Artık bilgiye ulaşmak mesele değil. Mesele;
📌 Hangi bilginin doğru olduğuna karar verebilmek,
📌 Onu anlamlandırmak ve kullanabilmek.
Öğrenciler artık öğretmenin tek kaynağı olmadığını biliyor. Dünya çapında üniversiteler derslerini açık erişime sunuyor, 14 yaşındaki çocuklar kendi eğitim içeriklerini sosyal medyada paylaşıyor.
Bu kadar çok kanal varken okulun rolü ne olacak?
Eğer öğretmen sadece müfredat aktaran bir görevde kalırsa, öğrenci neden sınıfta zaman harcasın? Oysa öğretmen; rehber, yol gösterici, yönlendirici olursa okul tekrar cazibe merkezi haline gelir.
🏫 Eğitim Fakültelerinden Başlamalıyız
Değişim yalnızca öğrenciyi ilgilendirmiyor. Eğitim fakültelerinin programları da artık dijital çağın gerçeklerine göre şekillenmeli.

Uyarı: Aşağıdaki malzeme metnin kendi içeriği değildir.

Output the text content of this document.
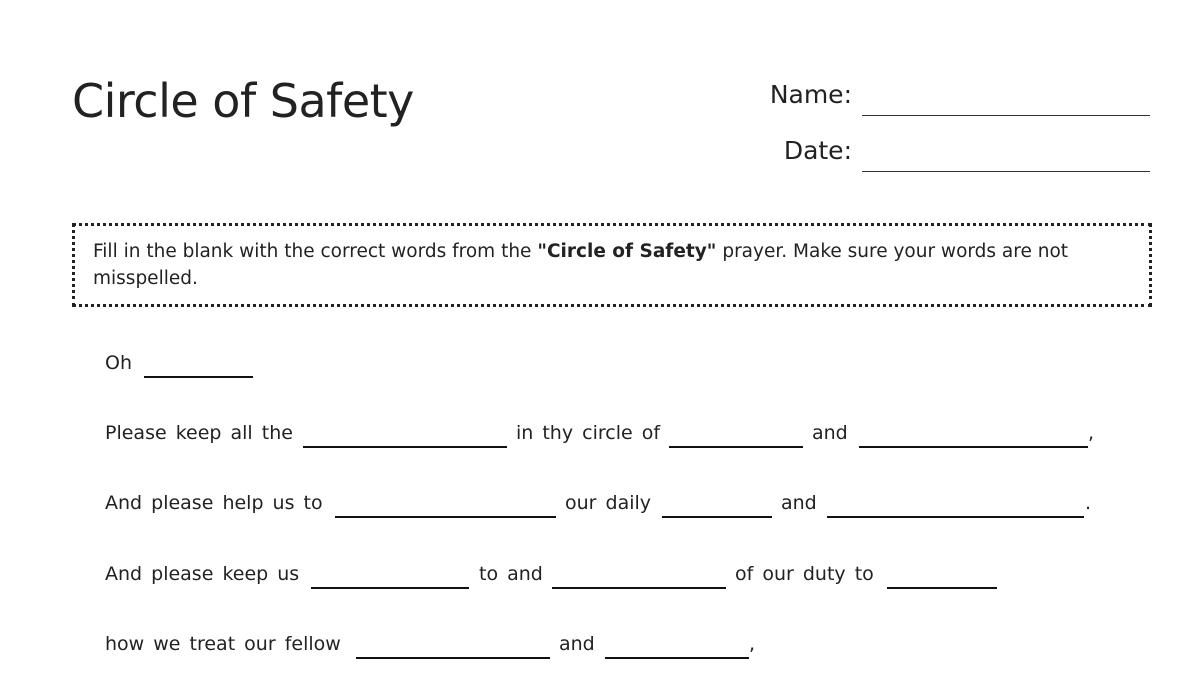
Circle of Safety	Name:
Date:
Fill in the blank with the correct words from the "Circle of Safety" prayer. Make sure your words are not misspelled.
Oh
Please keep all the	in thy circle of	and	,
And please help us to	our daily	and	.
And please keep us	to and	of our duty to
how we treat our fellow	and	,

Öğretmenler sadece bilgi veren değil, bilgiyi yorumlatan, üretime dönüştüren bireyler yetiştirmeli.
Aynı şekilde mevcut öğretmenler de sürekli gelişime açık olmalı. Eğitim bir kez alınan bir diploma değil, sürekli yenilenen bir yolculuktur. Günceli yakalamayan, genç kuşağın gerisinde kalır.
🔁 Gelenekten Koparsak, Geleceği Kaçırırız
Binlerce yıllık tecrübenin üzerine kurulu bir medeniyetin çocuklarıyız. Tarımı, zanaati, değer üretmeyi biz icat ettik. Ama şimdi köylümüz üretimden kopuyor, gençlerimiz emek yerine kolay yoldan para kazanma peşinde koşuyor.

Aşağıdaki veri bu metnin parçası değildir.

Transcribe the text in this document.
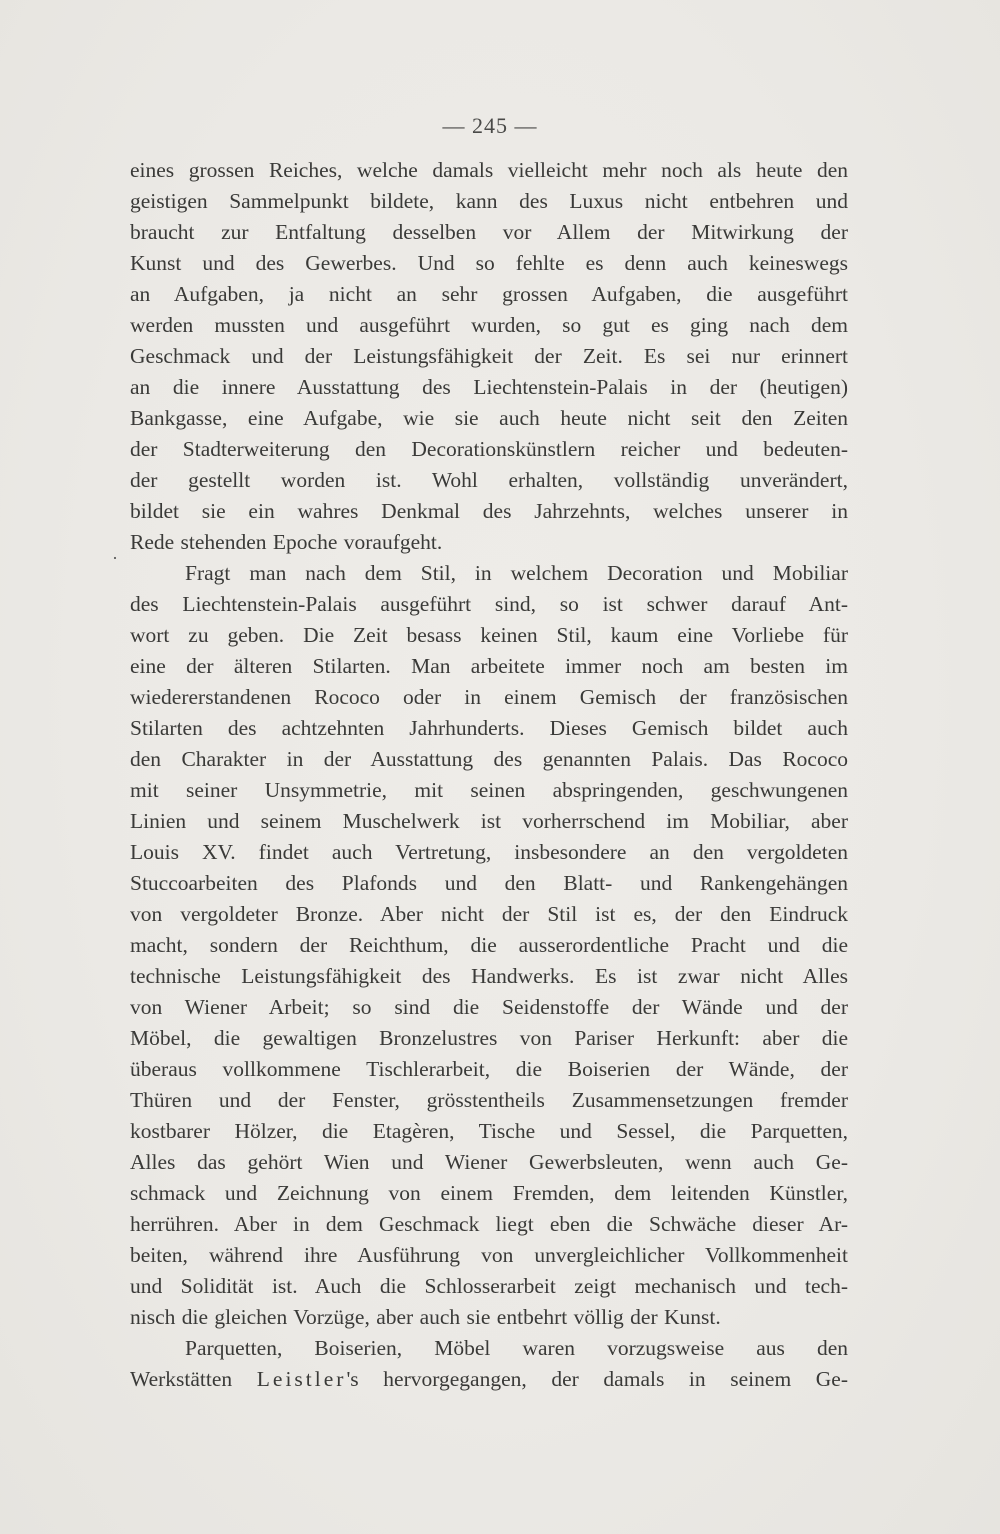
— 245 —
·
eines grossen Reiches, welche damals vielleicht mehr noch als heute den
geistigen Sammelpunkt bildete, kann des Luxus nicht entbehren und
braucht zur Entfaltung desselben vor Allem der Mitwirkung der
Kunst und des Gewerbes. Und so fehlte es denn auch keineswegs
an Aufgaben, ja nicht an sehr grossen Aufgaben, die ausgeführt
werden mussten und ausgeführt wurden, so gut es ging nach dem
Geschmack und der Leistungsfähigkeit der Zeit. Es sei nur erinnert
an die innere Ausstattung des Liechtenstein-Palais in der (heutigen)
Bankgasse, eine Aufgabe, wie sie auch heute nicht seit den Zeiten
der Stadterweiterung den Decorationskünstlern reicher und bedeuten-
der gestellt worden ist. Wohl erhalten, vollständig unverändert,
bildet sie ein wahres Denkmal des Jahrzehnts, welches unserer in
Rede stehenden Epoche voraufgeht.
Fragt man nach dem Stil, in welchem Decoration und Mobiliar
des Liechtenstein-Palais ausgeführt sind, so ist schwer darauf Ant-
wort zu geben. Die Zeit besass keinen Stil, kaum eine Vorliebe für
eine der älteren Stilarten. Man arbeitete immer noch am besten im
wiedererstandenen Rococo oder in einem Gemisch der französischen
Stilarten des achtzehnten Jahrhunderts. Dieses Gemisch bildet auch
den Charakter in der Ausstattung des genannten Palais. Das Rococo
mit seiner Unsymmetrie, mit seinen abspringenden, geschwungenen
Linien und seinem Muschelwerk ist vorherrschend im Mobiliar, aber
Louis XV. findet auch Vertretung, insbesondere an den vergoldeten
Stuccoarbeiten des Plafonds und den Blatt- und Rankengehängen
von vergoldeter Bronze. Aber nicht der Stil ist es, der den Eindruck
macht, sondern der Reichthum, die ausserordentliche Pracht und die
technische Leistungsfähigkeit des Handwerks. Es ist zwar nicht Alles
von Wiener Arbeit; so sind die Seidenstoffe der Wände und der
Möbel, die gewaltigen Bronzelustres von Pariser Herkunft: aber die
überaus vollkommene Tischlerarbeit, die Boiserien der Wände, der
Thüren und der Fenster, grösstentheils Zusammensetzungen fremder
kostbarer Hölzer, die Etagèren, Tische und Sessel, die Parquetten,
Alles das gehört Wien und Wiener Gewerbsleuten, wenn auch Ge-
schmack und Zeichnung von einem Fremden, dem leitenden Künstler,
herrühren. Aber in dem Geschmack liegt eben die Schwäche dieser Ar-
beiten, während ihre Ausführung von unvergleichlicher Vollkommenheit
und Solidität ist. Auch die Schlosserarbeit zeigt mechanisch und tech-
nisch die gleichen Vorzüge, aber auch sie entbehrt völlig der Kunst.
Parquetten, Boiserien, Möbel waren vorzugsweise aus den
Werkstätten Leistler's hervorgegangen, der damals in seinem Ge-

Eskiden okul kutsaldı, öğrenmek idealdi. Bugün sınavdan sınava koşan çocuklar, sosyal medyada algoritmaların peşinde savruluyor. Ne öğrenmenin anlamı kaldı ne alın terinin kıymeti…
🔭 Yolumuzu Şaşırmadan, Yarına Odaklanalım
Eğitim artık sadece bilgiyi yüklemek değil;
📌 Bilgiye nasıl ulaşılacağını öğretmek,
📌 Doğruyu yanlıştan ayırmayı göstermek,
📌 Öğrenileni hayata ve üretime dönüştürmeyi sağlamaktır.
Geleceğe umutla bakmak istiyorsak, bugünü çok iyi anlamalıyız. Eğitimi sınavlara değil, hayata hazırlık olarak yeniden düşünmeliyiz.
Yoksa yarın, bugünkü çocukların bize “Neden zamanında fark etmediniz?” sorusuna verecek cevabımız kalmaz.